The Kingdom (Reign) of God is near." (See Mark 1:14-15)
God's Peace!
Jay Hilbinger
Editor:
I am a Christian and a lesbian who has been struggling with my sexuality
for the last few months. I feel that this is a wonderful site, I know that
Gods loves me, but to know that others are struggling with the same problem,
lets me know that maybe there is a purpose in my life, and that I don't have
to continue to struggle day in and day out. I dedicated my life to Jesus a
few months ago and I feel that God has a special calling for me, and now I
don't have to feel guilty about answering His calling. I know I will probably
still have those days where I still may struggle a bit but I know that God's
Love is unconditional and all will work out for those who love the Lord. I
will continue to pray for you and your site, I know God has used you in a
mighty way to let people, like myself, know that there is hope and even if
others don't understand our struggles, I hope we all learn to love one
another the way God loves us.
Much continued success.
God Bless,
Jackie
Editor:
I want to let you know how much I appreciate all the time effort that you put
into being the editor. It is a wonderful place to come and just be. I also
thank God for your passion, and convictions about oppression. You are an
awesome woman. Thanks.
Peace,
Alan
Editor:
I have just finished reading your article Got Grace? in
Whosoever. It is one of the best essays on the topic I have read. I would
like to use it in my church school class. May I copy it off the site? If
you charge a fee for reprints I would be happy to pay. Keep up the good
work. In Christ,
Karen
Editor:
Just a quick e-mail to say thanks!
For years I have struggled with homosexuality and Christianity - never thinking that God accepted homosexuality, or me.

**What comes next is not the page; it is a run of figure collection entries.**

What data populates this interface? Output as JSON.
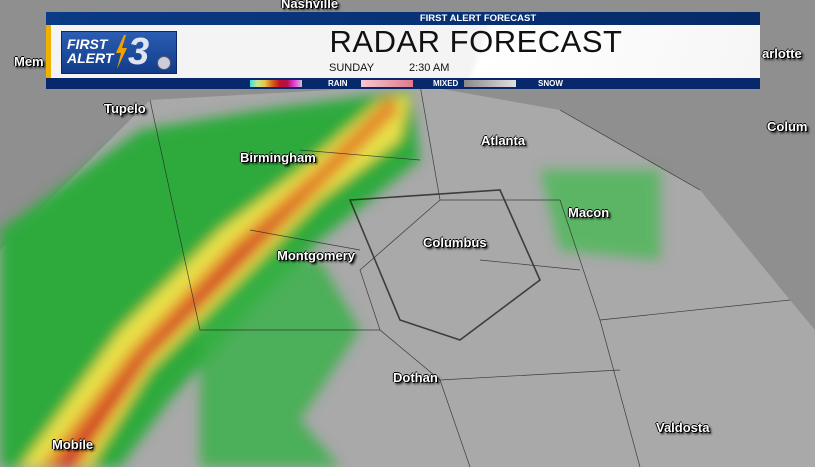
{
  "header": {
    "top_bar": "FIRST ALERT FORECAST",
    "logo_text": [
      "FIRST",
      "ALERT",
      "3"
    ],
    "title": "RADAR FORECAST",
    "day": "SUNDAY",
    "time": "2:30 AM",
    "legend": [
      {
        "label": "RAIN",
        "colors": [
          "#3fd9e6",
          "#c8e88a",
          "#e9c24a",
          "#d3641c",
          "#c4102a",
          "#b0104a",
          "#e83fe0",
          "#c8c8c8"
        ]
      },
      {
        "label": "MIXED",
        "colors": [
          "#f8c6d0",
          "#e07a8c"
        ]
      },
      {
        "label": "SNOW",
        "colors": [
          "#8a8a8a",
          "#e0e0e0"
        ]
      }
    ],
    "colors": {
      "bar": "#07286a",
      "accent": "#f0b000"
    }
  },
  "cities": [
    {
      "name": "Nashville"
    },
    {
      "name": "Mem"
    },
    {
      "name": "Tupelo"
    },
    {
      "name": "Birmingham"
    },
    {
      "name": "Atlanta"
    },
    {
      "name": "arlotte"
    },
    {
      "name": "Colum"
    },
    {
      "name": "Macon"
    },
    {
      "name": "Columbus"
    },
    {
      "name": "Montgomery"
    },
    {
      "name": "Dothan"
    },
    {
      "name": "Mobile"
    },
    {
      "name": "Valdosta"
    }
  ]
}
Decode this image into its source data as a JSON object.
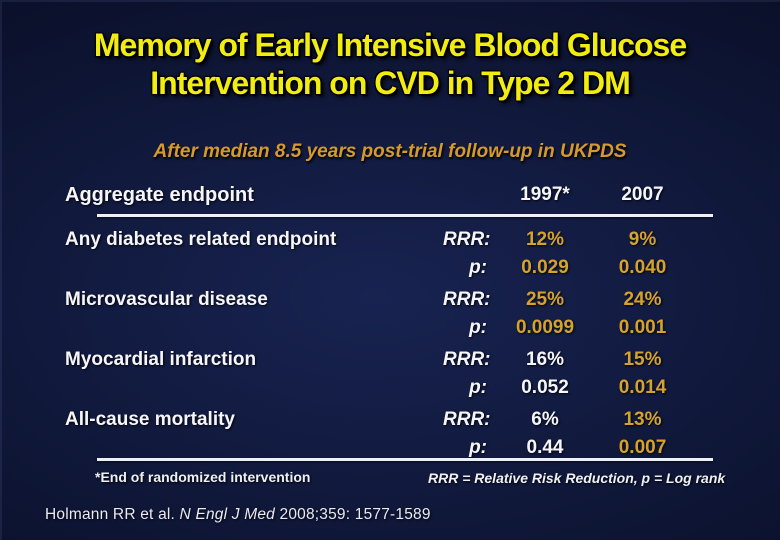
{
  "slide": {
    "title": {
      "line1": "Memory of Early Intensive Blood Glucose",
      "line2": "Intervention on CVD in Type 2 DM"
    },
    "subtitle": "After median 8.5 years post-trial follow-up in UKPDS",
    "table": {
      "header": {
        "endpoint_col": "Aggregate endpoint",
        "year_1997": "1997*",
        "year_2007": "2007"
      },
      "metric_labels": {
        "rrr": "RRR:",
        "p": "p:"
      },
      "rows": [
        {
          "label": "Any diabetes related endpoint",
          "rrr1997": {
            "v": "12%",
            "c": "gold"
          },
          "rrr2007": {
            "v": "9%",
            "c": "gold"
          },
          "p1997": {
            "v": "0.029",
            "c": "gold"
          },
          "p2007": {
            "v": "0.040",
            "c": "gold"
          }
        },
        {
          "label": "Microvascular disease",
          "rrr1997": {
            "v": "25%",
            "c": "gold"
          },
          "rrr2007": {
            "v": "24%",
            "c": "gold"
          },
          "p1997": {
            "v": "0.0099",
            "c": "gold"
          },
          "p2007": {
            "v": "0.001",
            "c": "gold"
          }
        },
        {
          "label": "Myocardial infarction",
          "rrr1997": {
            "v": "16%",
            "c": "white"
          },
          "rrr2007": {
            "v": "15%",
            "c": "gold"
          },
          "p1997": {
            "v": "0.052",
            "c": "white"
          },
          "p2007": {
            "v": "0.014",
            "c": "gold"
          }
        },
        {
          "label": "All-cause mortality",
          "rrr1997": {
            "v": "6%",
            "c": "white"
          },
          "rrr2007": {
            "v": "13%",
            "c": "gold"
          },
          "p1997": {
            "v": "0.44",
            "c": "white"
          },
          "p2007": {
            "v": "0.007",
            "c": "gold"
          }
        }
      ]
    },
    "footnotes": {
      "left": "*End of randomized intervention",
      "right": "RRR = Relative Risk Reduction, p = Log rank"
    },
    "citation": {
      "authors": "Holmann RR et al. ",
      "journal": "N Engl J Med",
      "detail": " 2008;359: 1577-1589"
    },
    "colors": {
      "title_yellow": "#F1ED10",
      "subtitle_orange": "#D6992E",
      "value_gold": "#D5A32C",
      "value_white": "#F6F6FA",
      "background_navy": "#0B1232",
      "divider_white": "#EEF0F5"
    }
  }
}
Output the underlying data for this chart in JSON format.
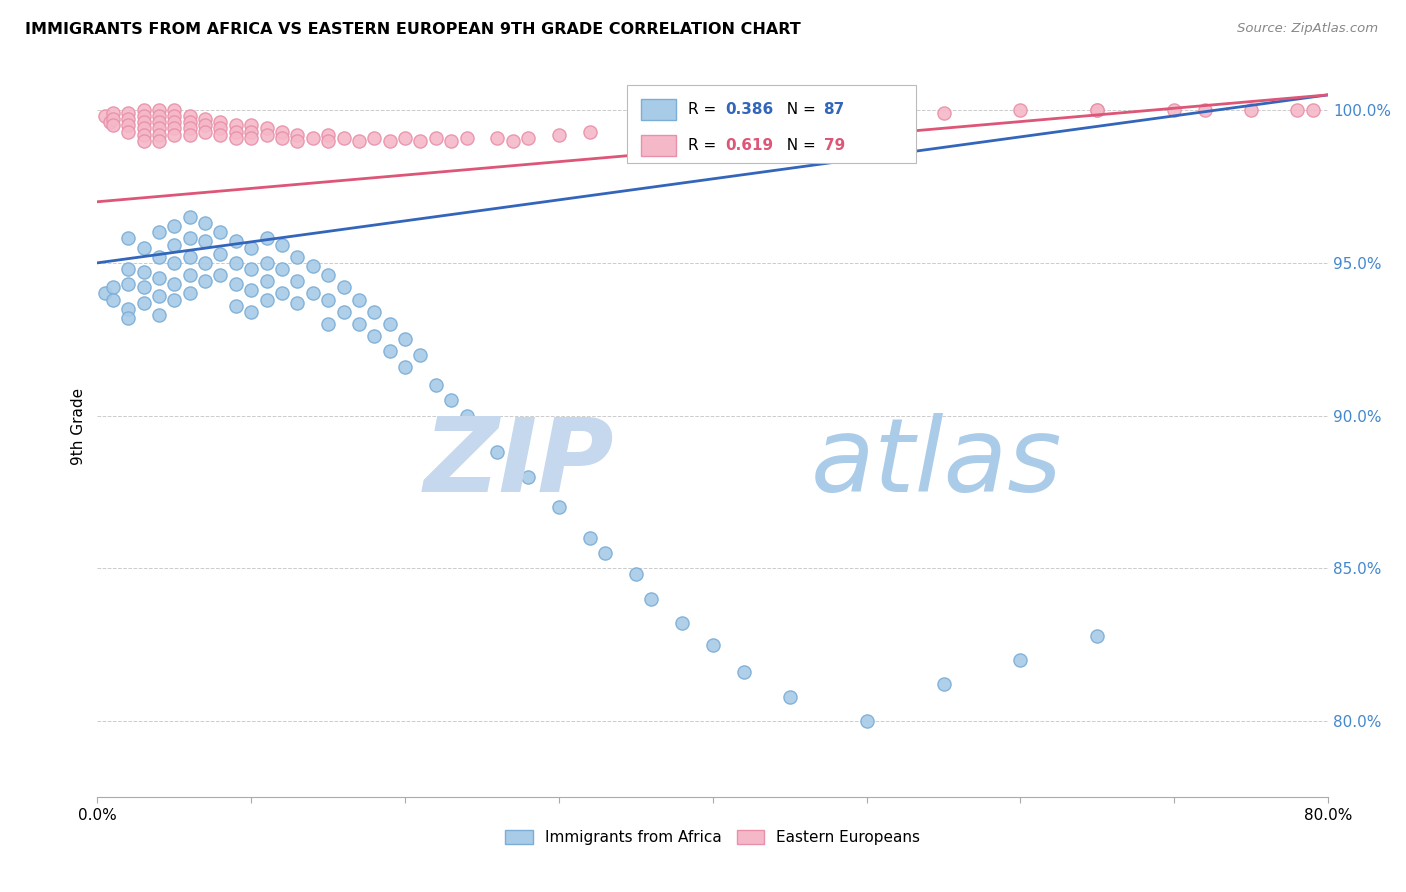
{
  "title": "IMMIGRANTS FROM AFRICA VS EASTERN EUROPEAN 9TH GRADE CORRELATION CHART",
  "source": "Source: ZipAtlas.com",
  "ylabel": "9th Grade",
  "ytick_labels": [
    "80.0%",
    "85.0%",
    "90.0%",
    "95.0%",
    "100.0%"
  ],
  "ytick_values": [
    0.8,
    0.85,
    0.9,
    0.95,
    1.0
  ],
  "xmin": 0.0,
  "xmax": 0.8,
  "ymin": 0.775,
  "ymax": 1.018,
  "legend1_label": "Immigrants from Africa",
  "legend2_label": "Eastern Europeans",
  "r_africa": 0.386,
  "n_africa": 87,
  "r_eastern": 0.619,
  "n_eastern": 79,
  "africa_color": "#A8CBE8",
  "africa_edge": "#7BADD6",
  "eastern_color": "#F5B8C8",
  "eastern_edge": "#E890AA",
  "trend_africa_color": "#3366BB",
  "trend_eastern_color": "#DD5577",
  "watermark_zip_color": "#C5D8EE",
  "watermark_atlas_color": "#AACCE8",
  "africa_scatter_x": [
    0.005,
    0.01,
    0.01,
    0.02,
    0.02,
    0.02,
    0.02,
    0.02,
    0.03,
    0.03,
    0.03,
    0.03,
    0.04,
    0.04,
    0.04,
    0.04,
    0.04,
    0.05,
    0.05,
    0.05,
    0.05,
    0.05,
    0.06,
    0.06,
    0.06,
    0.06,
    0.06,
    0.07,
    0.07,
    0.07,
    0.07,
    0.08,
    0.08,
    0.08,
    0.09,
    0.09,
    0.09,
    0.09,
    0.1,
    0.1,
    0.1,
    0.1,
    0.11,
    0.11,
    0.11,
    0.11,
    0.12,
    0.12,
    0.12,
    0.13,
    0.13,
    0.13,
    0.14,
    0.14,
    0.15,
    0.15,
    0.15,
    0.16,
    0.16,
    0.17,
    0.17,
    0.18,
    0.18,
    0.19,
    0.19,
    0.2,
    0.2,
    0.21,
    0.22,
    0.23,
    0.24,
    0.25,
    0.26,
    0.28,
    0.3,
    0.32,
    0.33,
    0.35,
    0.36,
    0.38,
    0.4,
    0.42,
    0.45,
    0.5,
    0.55,
    0.6,
    0.65
  ],
  "africa_scatter_y": [
    0.94,
    0.942,
    0.938,
    0.958,
    0.948,
    0.943,
    0.935,
    0.932,
    0.955,
    0.947,
    0.942,
    0.937,
    0.96,
    0.952,
    0.945,
    0.939,
    0.933,
    0.962,
    0.956,
    0.95,
    0.943,
    0.938,
    0.965,
    0.958,
    0.952,
    0.946,
    0.94,
    0.963,
    0.957,
    0.95,
    0.944,
    0.96,
    0.953,
    0.946,
    0.957,
    0.95,
    0.943,
    0.936,
    0.955,
    0.948,
    0.941,
    0.934,
    0.958,
    0.95,
    0.944,
    0.938,
    0.956,
    0.948,
    0.94,
    0.952,
    0.944,
    0.937,
    0.949,
    0.94,
    0.946,
    0.938,
    0.93,
    0.942,
    0.934,
    0.938,
    0.93,
    0.934,
    0.926,
    0.93,
    0.921,
    0.925,
    0.916,
    0.92,
    0.91,
    0.905,
    0.9,
    0.895,
    0.888,
    0.88,
    0.87,
    0.86,
    0.855,
    0.848,
    0.84,
    0.832,
    0.825,
    0.816,
    0.808,
    0.8,
    0.812,
    0.82,
    0.828
  ],
  "eastern_scatter_x": [
    0.005,
    0.008,
    0.01,
    0.01,
    0.01,
    0.02,
    0.02,
    0.02,
    0.02,
    0.03,
    0.03,
    0.03,
    0.03,
    0.03,
    0.03,
    0.04,
    0.04,
    0.04,
    0.04,
    0.04,
    0.04,
    0.05,
    0.05,
    0.05,
    0.05,
    0.05,
    0.06,
    0.06,
    0.06,
    0.06,
    0.07,
    0.07,
    0.07,
    0.08,
    0.08,
    0.08,
    0.09,
    0.09,
    0.09,
    0.1,
    0.1,
    0.1,
    0.11,
    0.11,
    0.12,
    0.12,
    0.13,
    0.13,
    0.14,
    0.15,
    0.15,
    0.16,
    0.17,
    0.18,
    0.19,
    0.2,
    0.21,
    0.22,
    0.23,
    0.24,
    0.26,
    0.27,
    0.28,
    0.3,
    0.32,
    0.35,
    0.37,
    0.4,
    0.44,
    0.5,
    0.55,
    0.6,
    0.65,
    0.65,
    0.7,
    0.72,
    0.75,
    0.78,
    0.79
  ],
  "eastern_scatter_y": [
    0.998,
    0.996,
    0.999,
    0.997,
    0.995,
    0.999,
    0.997,
    0.995,
    0.993,
    1.0,
    0.998,
    0.996,
    0.994,
    0.992,
    0.99,
    1.0,
    0.998,
    0.996,
    0.994,
    0.992,
    0.99,
    1.0,
    0.998,
    0.996,
    0.994,
    0.992,
    0.998,
    0.996,
    0.994,
    0.992,
    0.997,
    0.995,
    0.993,
    0.996,
    0.994,
    0.992,
    0.995,
    0.993,
    0.991,
    0.995,
    0.993,
    0.991,
    0.994,
    0.992,
    0.993,
    0.991,
    0.992,
    0.99,
    0.991,
    0.992,
    0.99,
    0.991,
    0.99,
    0.991,
    0.99,
    0.991,
    0.99,
    0.991,
    0.99,
    0.991,
    0.991,
    0.99,
    0.991,
    0.992,
    0.993,
    0.994,
    0.995,
    0.996,
    0.997,
    0.998,
    0.999,
    1.0,
    1.0,
    1.0,
    1.0,
    1.0,
    1.0,
    1.0,
    1.0
  ],
  "africa_trend_x0": 0.0,
  "africa_trend_x1": 0.8,
  "africa_trend_y0": 0.95,
  "africa_trend_y1": 1.005,
  "eastern_trend_x0": 0.0,
  "eastern_trend_x1": 0.8,
  "eastern_trend_y0": 0.97,
  "eastern_trend_y1": 1.005
}
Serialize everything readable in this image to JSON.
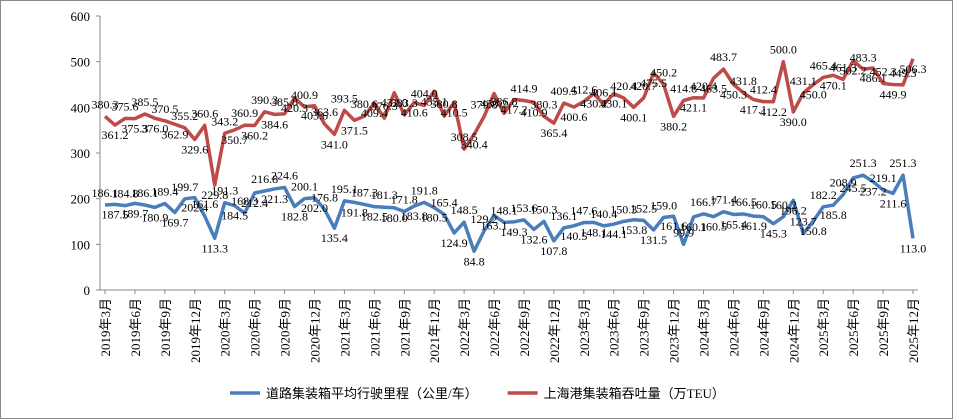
{
  "chart_data": {
    "type": "line",
    "categories": [
      "2019年3月",
      null,
      null,
      "2019年6月",
      null,
      null,
      "2019年9月",
      null,
      null,
      "2019年12月",
      null,
      null,
      "2020年3月",
      null,
      null,
      "2020年6月",
      null,
      null,
      "2020年9月",
      null,
      null,
      "2020年12月",
      null,
      null,
      "2021年3月",
      null,
      null,
      "2021年6月",
      null,
      null,
      "2021年9月",
      null,
      null,
      "2021年12月",
      null,
      null,
      "2022年3月",
      null,
      null,
      "2022年6月",
      null,
      null,
      "2022年9月",
      null,
      null,
      "2022年12月",
      null,
      null,
      "2023年3月",
      null,
      null,
      "2023年6月",
      null,
      null,
      "2023年9月",
      null,
      null,
      "2023年12月",
      null,
      null,
      "2024年3月",
      null,
      null,
      "2024年6月",
      null,
      null,
      "2024年9月",
      null,
      null,
      "2024年12月",
      null,
      null,
      "2025年3月",
      null,
      null,
      "2025年6月",
      null,
      null,
      "2025年9月",
      null,
      null,
      "2025年12月"
    ],
    "series": [
      {
        "name": "道路集装箱平均行驶里程（公里/车）",
        "color": "#4a7ebb",
        "values": [
          186.1,
          187.5,
          184.8,
          189.7,
          186.1,
          180.9,
          189.4,
          169.7,
          199.7,
          202.4,
          161.6,
          113.3,
          191.3,
          184.5,
          168.3,
          212.4,
          216.8,
          221.3,
          224.6,
          182.8,
          200.1,
          202.0,
          176.8,
          135.4,
          195.1,
          191.8,
          187.3,
          182.5,
          181.3,
          180.0,
          171.8,
          183.8,
          191.8,
          180.5,
          165.4,
          124.9,
          148.5,
          84.8,
          129.2,
          163.1,
          148.1,
          149.3,
          153.6,
          132.6,
          150.3,
          107.8,
          136.1,
          140.5,
          147.6,
          148.1,
          140.4,
          144.1,
          150.3,
          153.8,
          152.5,
          131.5,
          159.0,
          161.6,
          99.9,
          160.1,
          166.7,
          160.5,
          171.4,
          165.4,
          166.5,
          161.9,
          160.5,
          145.3,
          160.2,
          196.2,
          123.7,
          150.8,
          182.2,
          185.8,
          208.9,
          245.5,
          251.3,
          237.2,
          219.1,
          211.6,
          251.3,
          113.0
        ],
        "value_labels": [
          "186.1",
          "187.5",
          "184.8",
          "189.7",
          "186.1",
          "180.9",
          "189.4",
          "169.7",
          "199.7",
          "202.4",
          "161.6",
          "113.3",
          "191.3",
          "184.5",
          "168.3",
          "212.4",
          "216.8",
          "221.3",
          "224.6",
          "182.8",
          "200.1",
          "202.0",
          "176.8",
          "135.4",
          "195.1",
          "191.8",
          "187.3",
          "182.5",
          "181.3",
          "180.0",
          "171.8",
          "183.8",
          "191.8",
          "180.5",
          "165.4",
          "124.9",
          "148.5",
          "84.8",
          "129.2",
          "163.1",
          "148.1",
          "149.3",
          "153.6",
          "132.6",
          "150.3",
          "107.8",
          "136.1",
          "140.5",
          "147.6",
          "148.1",
          "140.4",
          "144.1",
          "150.3",
          "153.8",
          "152.5",
          "131.5",
          "159.0",
          "161.6",
          "99.9",
          "160.1",
          "166.7",
          "160.5",
          "171.4",
          "165.4",
          "166.5",
          "161.9",
          "160.5",
          "145.3",
          "160.2",
          "196.2",
          "123.7",
          "150.8",
          "182.2",
          "185.8",
          "208.9",
          "245.5",
          "251.3",
          "237.2",
          "219.1",
          "211.6",
          "251.3",
          "113.0"
        ]
      },
      {
        "name": "上海港集装箱吞吐量（万TEU）",
        "color": "#be4b48",
        "values": [
          380.3,
          361.2,
          375.6,
          375.3,
          385.5,
          376.0,
          370.5,
          362.9,
          355.2,
          329.6,
          360.6,
          229.8,
          343.2,
          350.7,
          360.9,
          360.2,
          390.3,
          384.6,
          385.8,
          420.3,
          400.9,
          403.6,
          363.6,
          341.0,
          393.5,
          371.5,
          380.6,
          409.4,
          376.3,
          432.0,
          383.3,
          410.6,
          404.0,
          435.1,
          380.8,
          410.5,
          308.5,
          340.4,
          379.8,
          430.2,
          386.8,
          417.2,
          414.9,
          410.9,
          380.3,
          365.4,
          409.5,
          400.6,
          412.6,
          430.2,
          406.1,
          430.1,
          420.4,
          400.1,
          420.7,
          475.5,
          450.2,
          380.2,
          414.8,
          421.1,
          420.4,
          463.5,
          483.7,
          450.3,
          431.8,
          417.1,
          412.4,
          412.2,
          500.0,
          390.0,
          431.1,
          450.0,
          465.4,
          470.1,
          461.3,
          502.2,
          483.3,
          486.1,
          452.3,
          449.9,
          449.3,
          506.3
        ],
        "value_labels": [
          "380.3",
          "361.2",
          "375.6",
          "375.3",
          "385.5",
          "376.0",
          "370.5",
          "362.9",
          "355.2",
          "329.6",
          "360.6",
          "229.8",
          "343.2",
          "350.7",
          "360.9",
          "360.2",
          "390.3",
          "384.6",
          "385.8",
          "420.3",
          "400.9",
          "403.6",
          "363.6",
          "341.0",
          "393.5",
          "371.5",
          "380.6",
          "409.4",
          "376.3",
          "432.0",
          "383.3",
          "410.6",
          "404.0",
          "435.1",
          "380.8",
          "410.5",
          "308.5",
          "340.4",
          "379.8",
          "430.2",
          "386.8",
          "417.2",
          "414.9",
          "410.9",
          "380.3",
          "365.4",
          "409.5",
          "400.6",
          "412.6",
          "430.2",
          "406.1",
          "430.1",
          "420.4",
          "400.1",
          "420.7",
          "475.5",
          "450.2",
          "380.2",
          "414.8",
          "421.1",
          "420.4",
          "463.5",
          "483.7",
          "450.3",
          "431.8",
          "417.1",
          "412.4",
          "412.2",
          "500.0",
          "390.0",
          "431.1",
          "450.0",
          "465.4",
          "470.1",
          "461.3",
          "502.2",
          "483.3",
          "486.1",
          "452.3",
          "449.9",
          "449.3",
          "506.3"
        ]
      }
    ],
    "ylim": [
      0,
      600
    ],
    "yticks": [
      0,
      100,
      200,
      300,
      400,
      500,
      600
    ],
    "grid": false,
    "legend": "bottom"
  }
}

After reading your site, and the biblical passages I realised that homosexuality was O.K. This changed my view of God, from being a harsh, judgemental, dictator, to a loving father who accepts me as I am - whether gay or straight.
Thanks,
Bex
Editor:
My name is Danelle and I am 19. I used to be a very devoted Christian and my
relationship with God was so amazing. . . but through high school as I
struggled with my feelings for the same-sex. . . I began to lose what I had
with God. I felt like I was horrible. . . my friends that I shared my
feelings with told me I had to change if I wanted to go to Heaven. . . .
constantly I heard homosexuals condemned by the church. . . . and when my
parents found out about my feelings for the same sex I felt even worse due to
their responses. Seeing how "Christians" acted towards my situation made me
feel a resentment towards any religion. . . and I grew apart from God - but
the whole time I missed my relationship with Him - but I felt I couldn't have
it again unless I were to change. Today I came across Whosoever. . . and I
think it is what I have been needing to help me get back to where I was with
God. I can't begin to tell you how much it means to me to hear that I am
not horrible or condemned to hell because of how I feel. . . . I wish I could
say everything that I feel. . .but I don't know how to put it in words.. . .
all I know to say is THANK YOU!!!!
What you are doing is such a blessing to so many people. . .
Thank you again! Take care & God bless!